Ideally, I would like to have enough income from property to retire and live on the passive earnings, but having one house that's unencumbered actually will provide me with enough income that I have the option to take a job closer to home on a lower income, or even go to just working part-time if I tighten my belt a bit. Having that house 'in my back pocket' so to speak, has given me options and choices.
You have to go at your own pace. I completely understand why you would do nothing for ages - I did the same thing, only not for 3 years. I just drove myself up the wall going back and forth trying to make a decision. Deep down, there was a voice inside that told me if I sold my dad's house at its market valuation - which was at the time £125,000 - I would regret it forever. I know the area, I grew up there, I know the town, I know its potential and its great links to other major towns in the North West, and whilst the property market is very slow there, in terms of capital growth, for a rental property, I'll be getting a decent return for a minimal investment, so whilst it has given me my fair share of sleepless nights, I still think I've made the right decision. It won't put into a higher tax bracket, and as I don't have a mortgage on it, I don't have that to worry about either. Just rent, free and clear, after I've paid the estate agent, which I'll break down and put aside a percentage of each month for repairs and tax. The remainder will be used to fund the refurbishment of my own house, which is also in need of some TLC. After 4 or 5 years of that, I will have paid for the refurbishment entirely, and can then look at whether or not I want to take some equity out of dad's place and enter into the terrifying area of mortgages to buy some more properties for my retirement plan.

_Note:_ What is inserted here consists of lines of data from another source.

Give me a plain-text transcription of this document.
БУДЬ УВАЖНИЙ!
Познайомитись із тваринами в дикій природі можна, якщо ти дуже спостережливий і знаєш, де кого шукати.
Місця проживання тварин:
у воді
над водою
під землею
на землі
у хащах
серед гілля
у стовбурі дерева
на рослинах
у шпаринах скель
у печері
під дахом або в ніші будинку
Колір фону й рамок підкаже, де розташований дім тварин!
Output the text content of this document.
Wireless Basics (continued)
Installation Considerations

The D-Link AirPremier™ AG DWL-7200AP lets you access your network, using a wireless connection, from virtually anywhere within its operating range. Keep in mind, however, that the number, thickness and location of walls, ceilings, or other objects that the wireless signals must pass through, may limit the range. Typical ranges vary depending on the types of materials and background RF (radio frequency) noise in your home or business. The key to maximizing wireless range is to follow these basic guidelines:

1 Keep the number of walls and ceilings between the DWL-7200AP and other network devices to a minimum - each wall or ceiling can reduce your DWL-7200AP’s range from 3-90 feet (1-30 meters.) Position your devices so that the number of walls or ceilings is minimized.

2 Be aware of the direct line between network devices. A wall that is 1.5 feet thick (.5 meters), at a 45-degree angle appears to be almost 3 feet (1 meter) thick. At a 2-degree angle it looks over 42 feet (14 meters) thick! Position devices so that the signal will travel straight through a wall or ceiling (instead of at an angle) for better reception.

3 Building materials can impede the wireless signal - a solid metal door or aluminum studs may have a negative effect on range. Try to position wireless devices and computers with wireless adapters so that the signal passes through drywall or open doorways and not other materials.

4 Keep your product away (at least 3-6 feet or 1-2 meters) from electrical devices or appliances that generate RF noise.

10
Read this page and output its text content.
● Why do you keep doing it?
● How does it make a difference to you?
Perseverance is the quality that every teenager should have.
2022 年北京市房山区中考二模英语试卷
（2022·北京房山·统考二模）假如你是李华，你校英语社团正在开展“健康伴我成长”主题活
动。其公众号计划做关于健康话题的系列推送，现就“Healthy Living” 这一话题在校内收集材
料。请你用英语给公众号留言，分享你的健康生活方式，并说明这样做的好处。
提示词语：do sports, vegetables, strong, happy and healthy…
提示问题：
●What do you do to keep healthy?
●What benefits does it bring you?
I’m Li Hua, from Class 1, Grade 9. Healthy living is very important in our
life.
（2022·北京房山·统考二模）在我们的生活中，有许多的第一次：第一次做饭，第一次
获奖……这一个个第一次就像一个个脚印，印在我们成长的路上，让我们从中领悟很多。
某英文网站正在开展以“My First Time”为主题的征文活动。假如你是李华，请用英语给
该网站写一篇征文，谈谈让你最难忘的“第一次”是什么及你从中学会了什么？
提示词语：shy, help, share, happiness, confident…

It's all rather scary, but if you keep a level head and take some of the expert advice of the very experienced people here, you should do fine. There's no substitute for hard experience, and this forum has a wealth of that. Watch and learn. :-)
To the OP, you have given yourself a lot of reasons not to invest with thoughts such as this:
"I also see possible threats to the UK economy over the coming decades and wonder if now is the time to invest.
What will BTL look like when 10 millions workers are no longer needed as machines can do their jobs cheaper and better."The last one in particular is very negative. Nobody can see the future but if you feel that strongly about these factors then with all due respect I don't think being a LL is for you. Positivity is a pre-requisite to being a good LL I feel.